Bit by bit, Kelli’s faith increases and she learns bits of her earlier life, and learns of the family and their memories of David and Darcy. After a brief period of antagonism, Kelli and Shane, Kenmore’s son, also become attracted to each other.

Kathryn does a better job when it comes to crafting her female characters than the males here. As a character, Kelli shows her strength by standing up for her values and convictions even at the cost of losing her job. The same honesty is evident in her journal entries which are written in the first person.

Both Beth and Alison come across as wonderful women, fierce in their loyalties and loves. Denice, Kelli’s best friend, is also a pillar of support for Kelli.

Even Kelli’s stepmother manages to gain a bit of our sympathy, as we see her through the letters she wrote to her mother.

The men, however, have to try harder to gain our understanding. David’s own selfishness and willingness to turn his back on his family in order to deviously work out a new life for himself wins him no votes from any reader. Poor Max, Kelli’s brother, suffers because he is absent through the course of the book and is brought in, as an afterthought, in the Epilogue.

Kenmore is the only man who has Kelli’s confidence, and he fares marginally better as a result. Shane’s romance with Kelli, however, comes across as insipid and banal. He seems force-fit to give Kelli the mandatory romance that her life lacked.

The only exceptions to this trend are Rand, Beth’s husband, and Jones, Denice’s husband, who come across as likeable, probably because they are redeemed by their closeness with their wives.

Cushman’s writing is easy. You find yourself settling into this world of her creation very quickly.

The book talks about faith, about believing that God is in control even in difficult times. It is a belief that is tested when Kelli’s pregnant sister, Beth, begins to get dreams about hurting her own baby, and later when she miscarries.

Much as Kelli tries to make amends for her father’s sins, Kenmore who suspected her from the beginning tells her that
“There’s only one person who can pay for someone else’s sins, and you’re not Him. He died on a cross a couple thousand years ago.” Kenmore also explains the difference between doing the easy thing and the right thing through the example of Joseph from the Old Testament.



Unlike most Christian fiction, the lead character is not particularly religious. In fact, Kelli is most uncomfortable with ‘church’ people.

Despite the deviousness of the planned disappearance upon which the plot hinges, this book is no thriller. Its concern is with those left behind and how they cope with their feelings of betrayal and with the turn their lives take.

I must confess that towards the end of the book, I just couldn’t stop the tears from free-falling. I’m a total crybaby, of course. But the book is sweet too.


(I received a free e-copy of this book from Bethany House. I read it through NetGalley.)


Monday, May 04, 2015

Reflection on completing the A to Z Challenge 2015

It’s been a pleasant month of renewing my friendship (and acquaintanceship - who among us would call Iago our friend, or Richard Parker, for that matter, and live to tell the tale?).

This has my third successful challenge, and I have thoroughly enjoyed it.
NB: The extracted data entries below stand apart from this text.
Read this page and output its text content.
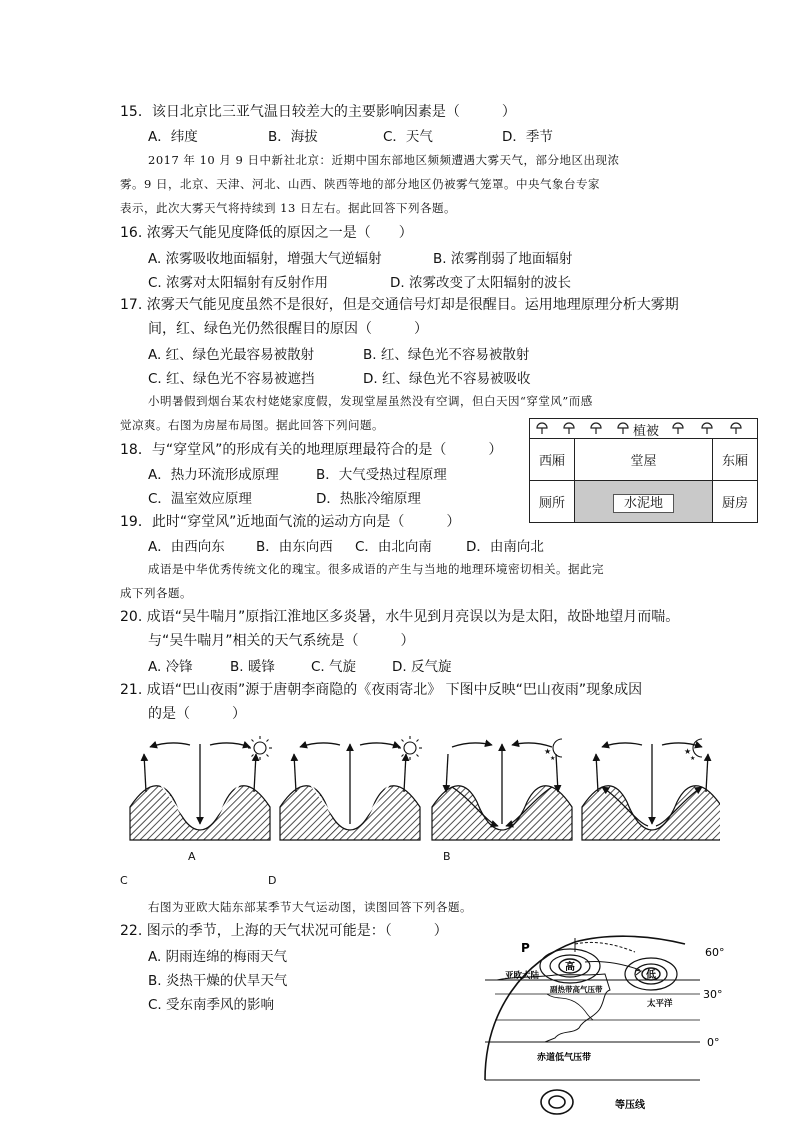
15．该日北京比三亚气温日较差大的主要影响因素是（　　　）
A．纬度	B．海拔	C．天气	D．季节
2017 年 10 月 9 日中新社北京：近期中国东部地区频频遭遇大雾天气，部分地区出现浓
雾。9 日，北京、天津、河北、山西、陕西等地的部分地区仍被雾气笼罩。中央气象台专家
表示，此次大雾天气将持续到 13 日左右。据此回答下列各题。
16. 浓雾天气能见度降低的原因之一是（　　）
A. 浓雾吸收地面辐射，增强大气逆辐射	B. 浓雾削弱了地面辐射
C. 浓雾对太阳辐射有反射作用	D. 浓雾改变了太阳辐射的波长
17. 浓雾天气能见度虽然不是很好，但是交通信号灯却是很醒目。运用地理原理分析大雾期
间，红、绿色光仍然很醒目的原因（　　　）
A. 红、绿色光最容易被散射	B. 红、绿色光不容易被散射
C. 红、绿色光不容易被遮挡	D. 红、绿色光不容易被吸收
小明暑假到烟台某农村姥姥家度假，发现堂屋虽然没有空调，但白天因“穿堂风”而感
觉凉爽。右图为房屋布局图。据此回答下列问题。	植被		

西厢	堂屋	东厢
厕所	水泥地	厨房
18．与“穿堂风”的形成有关的地理原理最符合的是（　　　）
A．热力环流形成原理	B．大气受热过程原理
C．温室效应原理	D．热胀冷缩原理
19．此时“穿堂风”近地面气流的运动方向是（　　　）
A．由西向东 B．由东向西 C．由北向南	D．由南向北
成语是中华优秀传统文化的瑰宝。很多成语的产生与当地的地理环境密切相关。据此完
成下列各题。
20. 成语“吴牛喘月”原指江淮地区多炎暑，水牛见到月亮误以为是太阳，故卧地望月而喘。
与“吴牛喘月”相关的天气系统是（　　　）
A. 冷锋	B. 暖锋	C. 气旋	D. 反气旋
21. 成语“巴山夜雨”源于唐朝李商隐的《夜雨寄北》 下图中反映“巴山夜雨”现象成因
的是（　　　）
★
★
★
★
A	B
C	D
右图为亚欧大陆东部某季节大气运动图，读图回答下列各题。
22. 图示的季节，上海的天气状况可能是：（　　　）
A. 阴雨连绵的梅雨天气
B. 炎热干燥的伏旱天气
C. 受东南季风的影响
高
低
P	60°
30°
0°
亚欧大陆
副热带高气压带
太平洋
赤道低气压带
等压线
This year’s challenge was rendered more difficult on account of certain self-determined conditions. I decided that given the plethora of characters that are close to my heart, I would ensure that each author or character creator would have only one character on the list. The rule was necessary. Shakespeare alone would have contributed so many to this list.

While I was at it, I tried to ensure that at least a third of the characters were women. With Big Ethel, Hermione Granger, Little Mermaid, Miss Marple, Nancy Drew, Queen Scheherazade, Lt Uhura, and of course, some of the Yahoos and X-men were bound to have been women, I achieved my goal.

Also, I decided that each letter would be exactly 500 words. No more, no less. Given the intensity of the challenge, brevity was essential, as a favour to me and to any readers who might happen to stop by. After a while, I began to enjoy clipping my thoughts, feelings and words to fit the magic number.

The exercise of writing letters to these characters helped me understand the strange alchemy through which a character that is outlined by the author in a few words, or in the case of an illustrator, in a few strokes, begins to take shape and life. And how these characters touch us, appealing to something within us that calls to them, clinging on and never letting go.

I understood why these characters had stayed with me. It was because they were real, three-dimensional people, and occasionally animals, with real motivations and desires.

Many of these characters were people from my childhood, and it was lovely to know that although we don’t meet so often any more, they’re still there in my heart and mind, waiting to pick up from where we left off.

Beyond the 26 I’ve chosen to grace my blog, there are so many other characters that might be holding their breath, waiting for a missive for me. I shall get to you at my leisure, dear friends, in the course of this year. Free of the constraints of the alphabet, you will all have your turn. You have all played a very special role in my life, and my reading and my life has been enhanced, thanks to you.

If there is any regret I have, it is this: that I am never quite prepared with my posts beforehand. This year was no different. I struggled to give voice to my feelings and emotions vis-à-vis these characters, and the struggle took its toll. I couldn’t visit as many blogs as I would have liked to. Next year, I shall remedy that. And that means, thinking of a theme right now. 

Dear Muse, strike me now please.





PS. Incidentally, this post, not including this line, is 500 words short too.